For the meetings of the Board of Directors to be valid, the presence of at least the majority of the members of the same is necessary. The meetings are chaired by the President or, in the event of their absence, by the Deputy President or by a person designated by the members of the Board. The functions of the Secretary are carried out by the Secretary of the Association or, where he or she is prevented from so doing so, by a person appointed by the President.
The decisions are made by the majority of the votes of the attendees; if the votes are evenly divided, the person chairing the meeting shall have the casting vote. The decisions are recorded in minutes approved by the Board and signed by the President and by the Secretary.
ARTICLE 8: President
The President represents the Association before any judicial and administrative authority and before third parties. The President, and if he or she is prevented from so doing so, another member of the Board of Directors within the limits of their powers, has the official signature of the association and implements the decisions of the Board of Directors.
ARTICLE 9: Treasurer
It is the task of the Treasurer to record all the movements of the Association, collect the membership fees, pay expenses, draw up the annual statement of account, prepare a financial statement of account for the annual general meeting for the approval of the budget.

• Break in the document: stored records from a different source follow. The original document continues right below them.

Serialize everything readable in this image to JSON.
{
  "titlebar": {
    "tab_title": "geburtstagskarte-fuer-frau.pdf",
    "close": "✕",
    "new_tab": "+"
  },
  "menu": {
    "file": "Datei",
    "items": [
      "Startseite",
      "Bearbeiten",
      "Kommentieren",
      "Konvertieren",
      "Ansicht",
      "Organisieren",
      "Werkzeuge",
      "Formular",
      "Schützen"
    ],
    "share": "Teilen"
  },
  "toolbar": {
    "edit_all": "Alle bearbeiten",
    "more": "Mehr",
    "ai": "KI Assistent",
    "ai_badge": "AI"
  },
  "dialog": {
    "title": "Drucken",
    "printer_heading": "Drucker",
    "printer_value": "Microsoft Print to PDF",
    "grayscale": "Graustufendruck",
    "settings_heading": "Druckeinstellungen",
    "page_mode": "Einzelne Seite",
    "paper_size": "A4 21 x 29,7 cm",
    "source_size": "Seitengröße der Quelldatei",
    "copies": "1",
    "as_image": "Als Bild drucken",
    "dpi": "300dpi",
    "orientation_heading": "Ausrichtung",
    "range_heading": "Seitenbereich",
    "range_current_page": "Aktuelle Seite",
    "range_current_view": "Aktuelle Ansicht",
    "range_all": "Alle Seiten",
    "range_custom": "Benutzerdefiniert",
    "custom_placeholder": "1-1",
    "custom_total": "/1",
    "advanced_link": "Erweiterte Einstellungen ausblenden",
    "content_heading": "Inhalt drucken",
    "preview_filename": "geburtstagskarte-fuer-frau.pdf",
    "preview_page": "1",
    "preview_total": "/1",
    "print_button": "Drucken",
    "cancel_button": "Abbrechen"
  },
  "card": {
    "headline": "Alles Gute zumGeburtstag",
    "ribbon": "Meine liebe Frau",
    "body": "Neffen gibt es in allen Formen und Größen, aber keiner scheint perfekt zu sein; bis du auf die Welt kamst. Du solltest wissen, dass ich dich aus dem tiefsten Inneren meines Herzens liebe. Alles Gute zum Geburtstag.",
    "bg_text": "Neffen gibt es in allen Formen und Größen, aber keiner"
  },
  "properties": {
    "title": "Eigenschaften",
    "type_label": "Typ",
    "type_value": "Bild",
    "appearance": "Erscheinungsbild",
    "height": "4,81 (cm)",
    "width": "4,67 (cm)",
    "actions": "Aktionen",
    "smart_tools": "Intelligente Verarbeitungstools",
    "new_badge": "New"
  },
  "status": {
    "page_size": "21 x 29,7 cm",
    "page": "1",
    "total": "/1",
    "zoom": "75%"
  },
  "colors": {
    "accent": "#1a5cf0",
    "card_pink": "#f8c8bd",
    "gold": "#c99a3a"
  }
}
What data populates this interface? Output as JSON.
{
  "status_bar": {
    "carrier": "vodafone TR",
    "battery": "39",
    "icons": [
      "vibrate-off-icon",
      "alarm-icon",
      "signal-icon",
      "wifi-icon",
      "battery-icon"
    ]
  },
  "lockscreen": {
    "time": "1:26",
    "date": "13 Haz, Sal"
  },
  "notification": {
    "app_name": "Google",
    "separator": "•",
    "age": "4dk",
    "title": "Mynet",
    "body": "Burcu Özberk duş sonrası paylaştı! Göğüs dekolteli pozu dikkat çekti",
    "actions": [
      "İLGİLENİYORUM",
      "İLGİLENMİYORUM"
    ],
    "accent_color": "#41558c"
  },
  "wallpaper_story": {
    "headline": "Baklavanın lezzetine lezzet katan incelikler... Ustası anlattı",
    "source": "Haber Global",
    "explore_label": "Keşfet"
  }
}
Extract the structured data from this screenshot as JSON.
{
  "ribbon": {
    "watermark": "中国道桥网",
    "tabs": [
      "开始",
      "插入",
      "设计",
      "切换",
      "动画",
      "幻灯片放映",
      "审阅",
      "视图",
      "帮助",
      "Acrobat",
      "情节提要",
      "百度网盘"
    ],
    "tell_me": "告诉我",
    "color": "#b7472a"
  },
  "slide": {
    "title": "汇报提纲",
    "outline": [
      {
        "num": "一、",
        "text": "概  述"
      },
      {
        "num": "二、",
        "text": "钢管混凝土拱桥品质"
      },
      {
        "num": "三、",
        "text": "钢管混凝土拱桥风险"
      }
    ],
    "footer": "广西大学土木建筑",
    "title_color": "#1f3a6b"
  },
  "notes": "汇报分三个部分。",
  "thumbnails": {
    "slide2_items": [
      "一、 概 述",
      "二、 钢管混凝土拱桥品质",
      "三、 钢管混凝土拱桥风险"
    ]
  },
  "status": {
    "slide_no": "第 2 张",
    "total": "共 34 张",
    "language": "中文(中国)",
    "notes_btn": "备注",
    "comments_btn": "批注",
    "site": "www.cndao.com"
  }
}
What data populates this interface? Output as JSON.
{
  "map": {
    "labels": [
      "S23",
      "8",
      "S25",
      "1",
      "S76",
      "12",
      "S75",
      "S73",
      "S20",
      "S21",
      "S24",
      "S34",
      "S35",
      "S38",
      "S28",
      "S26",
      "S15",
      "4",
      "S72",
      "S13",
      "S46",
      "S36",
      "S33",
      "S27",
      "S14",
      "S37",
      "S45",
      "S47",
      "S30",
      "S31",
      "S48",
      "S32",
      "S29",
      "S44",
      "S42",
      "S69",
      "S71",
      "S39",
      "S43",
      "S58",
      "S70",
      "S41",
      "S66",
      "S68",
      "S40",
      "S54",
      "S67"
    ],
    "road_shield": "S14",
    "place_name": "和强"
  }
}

Only the Treasurer and the President are authorized to sign for the expenses borne by the Association. In the event that neither the President nor the Treasurer is available, another member of the Board of Directors may be authorized within the limits of their powers.
ARTICLE 10: Secretary
The Secretary has the task of ensuring the operating continuity of the Association. They keep the documentation of all the activities, coordinates the various initiatives and activities, call the meetings and keep the register of Members up to date.
ARTICLE 11: Year
The years end on 31 December of each year; at the close of each year the budget will be drawn up which must be presented to the General Meeting for approval.
ARTICLE 12: Winding-up
The winding-up of the Association and the donation of the capital are decided by the General Meeting with a majority of 70% of those entitled to vote.
In the event of termination of the Association, its whole capital and any assets shall be donated to associations having a similar or related purpose.
ARTICLE 13: Reference
For everything that is not explicitly set forth in these Articles of Association, the provisions of Italian law on the subject apply.